Expression of nodal and nodal receptors in prostate stem cells and prostate cancer cells: Autocrine effects on cell proliferation and migration
Article first published online: 12 JAN 2011
Copyright © 2011 Wiley-Liss, Inc.
Volume 71, Issue 10, pages 1084–1096, July 2011
How to Cite
Vo, B. T. and Khan, S. A. (2011), Expression of nodal and nodal receptors in prostate stem cells and prostate cancer cells: Autocrine effects on cell proliferation and migration. Prostate, 71: 1084–1096. doi: 10.1002/pros.21326
- Issue published online: 9 MAY 2011
- Article first published online: 12 JAN 2011
- Manuscript Accepted: 22 NOV 2010
- Manuscript Received: 15 JUL 2010
- NIH/NCRR/RCMI. Grant Number: #2G12RR003062
- NIH P20. Grant Number: #5P20MD002285-02
- DOD. Grant Number: #W8I-08-1-0077
- NIGMS/NIH. Grant Number: #5R25GM0604
- prostate cancer;
- cancer stem cells;
- cell proliferation;
- cell migration
Nodal, a TGFβ like growth factor, functions as an embryonic morphogen that maintains the pluripotency of embryonic stem cells. Nodal has been implicated in cancer progression; however, there is no information on expression and functions of Nodal in prostate cancer. In this study, we have investigated the expression of Nodal, its receptors, and its effects on proliferation and migration of human prostate cells.

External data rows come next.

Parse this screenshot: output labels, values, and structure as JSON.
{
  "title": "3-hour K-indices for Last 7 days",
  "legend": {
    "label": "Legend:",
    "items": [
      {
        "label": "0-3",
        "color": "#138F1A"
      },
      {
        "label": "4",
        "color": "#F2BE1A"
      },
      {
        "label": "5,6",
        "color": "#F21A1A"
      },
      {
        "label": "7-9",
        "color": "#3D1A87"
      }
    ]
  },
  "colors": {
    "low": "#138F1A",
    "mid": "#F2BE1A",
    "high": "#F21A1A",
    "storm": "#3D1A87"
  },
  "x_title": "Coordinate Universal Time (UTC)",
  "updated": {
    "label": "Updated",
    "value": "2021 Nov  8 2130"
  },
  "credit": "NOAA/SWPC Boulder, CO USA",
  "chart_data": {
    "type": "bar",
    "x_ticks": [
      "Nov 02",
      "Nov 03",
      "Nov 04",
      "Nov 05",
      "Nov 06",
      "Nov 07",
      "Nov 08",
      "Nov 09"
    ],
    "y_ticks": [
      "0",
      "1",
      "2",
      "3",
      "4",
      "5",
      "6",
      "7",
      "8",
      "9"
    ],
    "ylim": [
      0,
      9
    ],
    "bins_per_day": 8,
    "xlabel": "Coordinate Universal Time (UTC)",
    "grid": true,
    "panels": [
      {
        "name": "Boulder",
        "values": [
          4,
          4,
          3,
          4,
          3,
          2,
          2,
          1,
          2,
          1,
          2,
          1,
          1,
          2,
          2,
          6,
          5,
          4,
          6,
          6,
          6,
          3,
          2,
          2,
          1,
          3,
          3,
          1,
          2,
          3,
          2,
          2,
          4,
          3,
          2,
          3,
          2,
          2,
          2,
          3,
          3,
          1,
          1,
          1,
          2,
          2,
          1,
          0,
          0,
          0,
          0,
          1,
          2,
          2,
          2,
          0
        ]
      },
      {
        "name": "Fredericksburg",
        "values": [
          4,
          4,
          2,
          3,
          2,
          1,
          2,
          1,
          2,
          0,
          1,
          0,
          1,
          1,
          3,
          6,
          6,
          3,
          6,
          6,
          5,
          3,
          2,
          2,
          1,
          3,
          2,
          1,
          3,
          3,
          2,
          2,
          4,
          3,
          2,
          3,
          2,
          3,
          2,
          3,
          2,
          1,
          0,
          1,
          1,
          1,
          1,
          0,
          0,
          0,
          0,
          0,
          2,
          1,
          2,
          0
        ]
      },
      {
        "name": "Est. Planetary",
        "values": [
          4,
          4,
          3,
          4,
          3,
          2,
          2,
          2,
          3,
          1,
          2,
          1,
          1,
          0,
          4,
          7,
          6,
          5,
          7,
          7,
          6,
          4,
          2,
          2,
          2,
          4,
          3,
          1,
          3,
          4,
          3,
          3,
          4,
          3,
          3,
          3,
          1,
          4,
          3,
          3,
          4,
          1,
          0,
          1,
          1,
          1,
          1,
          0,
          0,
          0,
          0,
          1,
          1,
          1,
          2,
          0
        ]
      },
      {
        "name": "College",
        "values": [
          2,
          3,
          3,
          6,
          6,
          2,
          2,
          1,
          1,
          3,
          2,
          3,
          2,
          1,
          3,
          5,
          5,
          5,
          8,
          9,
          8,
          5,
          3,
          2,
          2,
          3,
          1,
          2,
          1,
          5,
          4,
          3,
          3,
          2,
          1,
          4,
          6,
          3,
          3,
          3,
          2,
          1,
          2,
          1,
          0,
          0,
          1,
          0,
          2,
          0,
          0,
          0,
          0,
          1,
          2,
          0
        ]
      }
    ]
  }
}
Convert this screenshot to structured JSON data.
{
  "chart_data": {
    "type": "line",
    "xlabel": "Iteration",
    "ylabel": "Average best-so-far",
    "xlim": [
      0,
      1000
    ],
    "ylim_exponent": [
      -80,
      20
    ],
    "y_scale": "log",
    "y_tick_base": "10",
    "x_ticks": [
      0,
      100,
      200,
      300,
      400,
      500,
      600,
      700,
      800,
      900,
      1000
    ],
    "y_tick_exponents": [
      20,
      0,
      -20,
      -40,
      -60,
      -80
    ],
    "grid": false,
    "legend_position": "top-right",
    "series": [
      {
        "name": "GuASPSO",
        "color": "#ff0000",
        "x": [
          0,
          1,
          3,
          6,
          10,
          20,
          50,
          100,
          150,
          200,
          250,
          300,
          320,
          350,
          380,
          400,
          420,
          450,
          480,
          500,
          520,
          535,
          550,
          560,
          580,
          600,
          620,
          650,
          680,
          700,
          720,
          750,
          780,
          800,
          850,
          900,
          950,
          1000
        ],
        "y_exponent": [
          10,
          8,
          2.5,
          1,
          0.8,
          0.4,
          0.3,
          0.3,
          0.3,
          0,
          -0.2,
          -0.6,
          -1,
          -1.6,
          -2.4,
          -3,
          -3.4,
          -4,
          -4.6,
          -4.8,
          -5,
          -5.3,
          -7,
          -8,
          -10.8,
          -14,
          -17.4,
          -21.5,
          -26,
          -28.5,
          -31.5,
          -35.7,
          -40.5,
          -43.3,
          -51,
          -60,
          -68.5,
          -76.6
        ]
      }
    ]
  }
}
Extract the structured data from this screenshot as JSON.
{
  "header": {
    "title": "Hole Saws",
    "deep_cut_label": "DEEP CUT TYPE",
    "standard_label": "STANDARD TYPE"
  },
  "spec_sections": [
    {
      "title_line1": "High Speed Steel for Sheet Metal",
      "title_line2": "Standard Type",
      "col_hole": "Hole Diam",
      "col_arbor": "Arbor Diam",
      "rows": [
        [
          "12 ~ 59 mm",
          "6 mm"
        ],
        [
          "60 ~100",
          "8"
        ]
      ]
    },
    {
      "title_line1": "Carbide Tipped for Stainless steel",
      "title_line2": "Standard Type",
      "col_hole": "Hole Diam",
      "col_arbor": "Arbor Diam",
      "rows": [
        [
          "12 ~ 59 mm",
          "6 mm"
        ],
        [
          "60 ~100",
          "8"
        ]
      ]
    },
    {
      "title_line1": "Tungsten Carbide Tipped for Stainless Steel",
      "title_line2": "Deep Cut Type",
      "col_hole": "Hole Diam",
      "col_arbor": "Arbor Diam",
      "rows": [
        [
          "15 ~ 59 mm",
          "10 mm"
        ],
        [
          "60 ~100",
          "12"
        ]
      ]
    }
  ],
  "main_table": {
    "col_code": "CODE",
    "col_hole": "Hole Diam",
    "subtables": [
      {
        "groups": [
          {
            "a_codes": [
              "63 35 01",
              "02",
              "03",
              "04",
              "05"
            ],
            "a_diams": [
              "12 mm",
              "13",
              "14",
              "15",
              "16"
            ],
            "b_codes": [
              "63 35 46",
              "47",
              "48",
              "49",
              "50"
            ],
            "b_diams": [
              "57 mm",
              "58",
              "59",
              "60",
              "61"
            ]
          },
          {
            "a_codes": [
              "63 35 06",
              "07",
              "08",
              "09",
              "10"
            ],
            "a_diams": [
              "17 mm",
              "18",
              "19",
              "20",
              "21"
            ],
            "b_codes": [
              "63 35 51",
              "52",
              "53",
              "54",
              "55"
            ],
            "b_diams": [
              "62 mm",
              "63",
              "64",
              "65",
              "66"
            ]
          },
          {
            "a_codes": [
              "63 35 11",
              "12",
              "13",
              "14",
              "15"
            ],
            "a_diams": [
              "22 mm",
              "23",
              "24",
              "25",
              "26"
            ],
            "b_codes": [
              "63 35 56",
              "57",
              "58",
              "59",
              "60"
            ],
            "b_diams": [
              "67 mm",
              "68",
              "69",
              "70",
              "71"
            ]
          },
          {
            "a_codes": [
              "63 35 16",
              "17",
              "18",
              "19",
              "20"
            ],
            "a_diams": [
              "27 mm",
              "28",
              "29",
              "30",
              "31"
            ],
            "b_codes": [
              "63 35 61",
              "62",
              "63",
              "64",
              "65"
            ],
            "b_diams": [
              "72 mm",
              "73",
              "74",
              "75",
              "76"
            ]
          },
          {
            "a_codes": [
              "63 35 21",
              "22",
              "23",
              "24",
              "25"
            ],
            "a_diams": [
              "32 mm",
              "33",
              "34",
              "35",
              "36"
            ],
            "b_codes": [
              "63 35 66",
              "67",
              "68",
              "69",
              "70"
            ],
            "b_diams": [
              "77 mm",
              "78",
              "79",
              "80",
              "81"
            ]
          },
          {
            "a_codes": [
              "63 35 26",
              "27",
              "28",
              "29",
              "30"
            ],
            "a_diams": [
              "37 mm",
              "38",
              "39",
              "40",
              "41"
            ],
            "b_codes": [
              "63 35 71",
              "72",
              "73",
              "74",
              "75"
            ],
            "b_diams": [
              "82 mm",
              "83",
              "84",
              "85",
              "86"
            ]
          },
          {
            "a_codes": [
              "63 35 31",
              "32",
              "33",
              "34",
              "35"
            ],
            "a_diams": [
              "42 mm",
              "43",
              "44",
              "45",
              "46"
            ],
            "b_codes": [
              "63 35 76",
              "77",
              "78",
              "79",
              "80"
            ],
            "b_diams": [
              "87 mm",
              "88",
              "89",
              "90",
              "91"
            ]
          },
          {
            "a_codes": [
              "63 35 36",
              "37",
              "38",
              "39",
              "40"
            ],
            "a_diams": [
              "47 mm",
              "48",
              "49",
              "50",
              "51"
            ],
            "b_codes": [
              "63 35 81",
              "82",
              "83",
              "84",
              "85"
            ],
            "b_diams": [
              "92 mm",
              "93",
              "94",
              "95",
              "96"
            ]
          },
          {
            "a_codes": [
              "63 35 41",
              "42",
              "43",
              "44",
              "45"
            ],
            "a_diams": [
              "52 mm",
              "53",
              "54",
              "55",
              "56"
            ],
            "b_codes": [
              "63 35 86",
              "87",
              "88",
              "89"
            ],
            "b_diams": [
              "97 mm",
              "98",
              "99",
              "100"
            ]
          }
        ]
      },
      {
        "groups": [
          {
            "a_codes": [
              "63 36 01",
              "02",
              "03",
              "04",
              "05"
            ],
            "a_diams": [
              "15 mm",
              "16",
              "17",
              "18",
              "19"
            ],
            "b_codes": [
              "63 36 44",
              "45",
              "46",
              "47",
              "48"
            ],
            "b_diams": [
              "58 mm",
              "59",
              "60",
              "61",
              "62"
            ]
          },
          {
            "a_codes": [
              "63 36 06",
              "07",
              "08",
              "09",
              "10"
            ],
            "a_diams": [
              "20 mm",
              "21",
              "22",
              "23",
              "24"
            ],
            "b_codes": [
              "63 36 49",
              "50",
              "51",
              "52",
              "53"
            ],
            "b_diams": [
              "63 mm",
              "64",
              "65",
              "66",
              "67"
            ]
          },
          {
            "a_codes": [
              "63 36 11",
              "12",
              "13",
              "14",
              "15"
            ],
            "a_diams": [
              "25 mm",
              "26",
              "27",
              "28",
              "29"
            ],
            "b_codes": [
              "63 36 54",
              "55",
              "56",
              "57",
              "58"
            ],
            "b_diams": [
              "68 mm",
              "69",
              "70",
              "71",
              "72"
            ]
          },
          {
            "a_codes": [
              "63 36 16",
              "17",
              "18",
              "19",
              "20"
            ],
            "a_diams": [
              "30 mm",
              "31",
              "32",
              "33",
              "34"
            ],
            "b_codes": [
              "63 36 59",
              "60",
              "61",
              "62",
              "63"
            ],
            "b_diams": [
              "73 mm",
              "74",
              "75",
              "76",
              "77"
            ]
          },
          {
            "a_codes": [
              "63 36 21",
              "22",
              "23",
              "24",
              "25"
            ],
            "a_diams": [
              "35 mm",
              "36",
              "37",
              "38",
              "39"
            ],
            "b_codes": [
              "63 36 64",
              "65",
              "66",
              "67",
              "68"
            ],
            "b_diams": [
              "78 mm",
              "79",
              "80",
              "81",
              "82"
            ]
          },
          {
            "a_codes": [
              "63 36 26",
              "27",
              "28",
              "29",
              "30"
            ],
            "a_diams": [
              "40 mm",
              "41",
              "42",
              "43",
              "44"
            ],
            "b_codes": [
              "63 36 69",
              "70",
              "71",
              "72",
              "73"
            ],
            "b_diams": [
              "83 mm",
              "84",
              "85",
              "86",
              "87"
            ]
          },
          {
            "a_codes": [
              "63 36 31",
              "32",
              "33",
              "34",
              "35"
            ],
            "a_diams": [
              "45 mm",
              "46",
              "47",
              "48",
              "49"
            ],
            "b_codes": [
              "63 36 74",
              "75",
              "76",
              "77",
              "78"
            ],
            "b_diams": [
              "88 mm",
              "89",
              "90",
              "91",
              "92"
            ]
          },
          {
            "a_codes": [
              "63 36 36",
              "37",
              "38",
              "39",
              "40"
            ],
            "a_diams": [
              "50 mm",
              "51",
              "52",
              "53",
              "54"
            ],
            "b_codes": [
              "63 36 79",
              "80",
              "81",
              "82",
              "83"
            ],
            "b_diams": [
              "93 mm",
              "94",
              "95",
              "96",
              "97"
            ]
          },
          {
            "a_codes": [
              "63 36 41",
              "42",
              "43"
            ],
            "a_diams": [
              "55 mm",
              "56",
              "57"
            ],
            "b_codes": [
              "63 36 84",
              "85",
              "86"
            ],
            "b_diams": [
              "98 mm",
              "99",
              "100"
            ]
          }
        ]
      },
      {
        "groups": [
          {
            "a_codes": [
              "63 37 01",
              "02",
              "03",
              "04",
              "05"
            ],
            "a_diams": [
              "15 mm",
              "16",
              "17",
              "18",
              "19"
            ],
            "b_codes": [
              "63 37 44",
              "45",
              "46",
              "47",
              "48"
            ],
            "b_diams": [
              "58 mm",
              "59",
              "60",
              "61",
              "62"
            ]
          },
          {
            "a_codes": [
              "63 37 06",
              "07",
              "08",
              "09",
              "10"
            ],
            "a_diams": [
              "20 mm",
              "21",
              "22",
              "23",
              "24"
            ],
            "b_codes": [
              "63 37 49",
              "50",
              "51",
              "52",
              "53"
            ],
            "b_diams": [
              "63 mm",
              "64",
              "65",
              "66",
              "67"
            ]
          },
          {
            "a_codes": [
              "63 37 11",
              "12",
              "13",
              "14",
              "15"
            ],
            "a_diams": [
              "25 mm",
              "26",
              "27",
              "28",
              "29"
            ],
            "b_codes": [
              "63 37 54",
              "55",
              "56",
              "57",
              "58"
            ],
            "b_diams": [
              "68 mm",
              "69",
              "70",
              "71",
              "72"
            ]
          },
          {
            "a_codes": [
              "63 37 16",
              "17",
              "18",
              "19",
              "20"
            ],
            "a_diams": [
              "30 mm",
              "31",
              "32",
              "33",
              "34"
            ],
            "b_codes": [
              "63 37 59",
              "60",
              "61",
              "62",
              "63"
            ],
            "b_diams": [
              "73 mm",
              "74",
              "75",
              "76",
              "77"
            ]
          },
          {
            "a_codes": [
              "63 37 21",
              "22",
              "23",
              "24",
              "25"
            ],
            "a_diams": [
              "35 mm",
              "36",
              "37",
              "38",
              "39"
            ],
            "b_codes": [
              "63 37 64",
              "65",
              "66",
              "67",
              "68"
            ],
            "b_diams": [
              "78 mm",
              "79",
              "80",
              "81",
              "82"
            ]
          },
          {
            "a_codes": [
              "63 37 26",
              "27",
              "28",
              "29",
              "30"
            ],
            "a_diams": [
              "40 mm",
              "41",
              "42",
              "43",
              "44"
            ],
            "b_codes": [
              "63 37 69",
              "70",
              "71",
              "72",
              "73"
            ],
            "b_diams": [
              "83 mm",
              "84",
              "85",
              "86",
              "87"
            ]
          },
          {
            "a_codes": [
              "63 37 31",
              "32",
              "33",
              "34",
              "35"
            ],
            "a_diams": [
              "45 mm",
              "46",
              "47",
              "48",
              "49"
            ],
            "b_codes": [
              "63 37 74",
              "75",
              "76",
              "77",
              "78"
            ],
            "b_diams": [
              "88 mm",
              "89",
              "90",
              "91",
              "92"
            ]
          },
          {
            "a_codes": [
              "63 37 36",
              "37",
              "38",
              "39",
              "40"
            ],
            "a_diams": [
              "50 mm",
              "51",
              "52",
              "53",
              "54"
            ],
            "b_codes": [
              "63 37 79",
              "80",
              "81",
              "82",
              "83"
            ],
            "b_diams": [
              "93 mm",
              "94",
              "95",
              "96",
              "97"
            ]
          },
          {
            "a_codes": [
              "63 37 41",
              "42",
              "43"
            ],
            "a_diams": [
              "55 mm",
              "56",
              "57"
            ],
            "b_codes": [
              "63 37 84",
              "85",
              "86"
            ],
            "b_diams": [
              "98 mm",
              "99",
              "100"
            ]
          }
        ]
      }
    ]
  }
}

RT-PCR, qPCR, and Western blot analyses were performed to analyze expression of Nodal and Nodal receptors and its effects on phosphorylation of Smad2/3 in prostate cells. The effects on proliferation and migration were determined by 3H-Thymidine incorporation and cell migration assays in the presence or absence of Nodal receptor inhibitor (SB431542).
Nodal was highly expressed in WPE, DU145, LNCaP, and LNCaP-C81 cells with low expression in RWPE1 and RWPE2 cells, but not in PREC, PC3 and PC3M cells. Nodal receptors are expressed at varying levels in all prostate cells. Treatment with exogenous Nodal induced phosphorylation of Smad2/3 in WPE, DU145, and PC3 cells, which was blocked by SB431542. Nodal dose-dependently inhibited proliferation of WPE, RWPE1 and DU145 cells, but not LNCaP and PC3 cells. Nodal induced cell migration in PC3 cells, which was inhibited by SB431542; Nodal had no effect on cell migration in WPE and DU145 cells. The effects of Nodal on cell proliferation and migration are mediated via ALK4 and ActRII/ActRIIB receptors and Smad 2/3 phosphorylation.
Nodal may function as an autocrine regulator of proliferation and migration of prostate cancer cells. Prostate 71:1084–1096, 2011. © 2011 Wiley-Liss, Inc.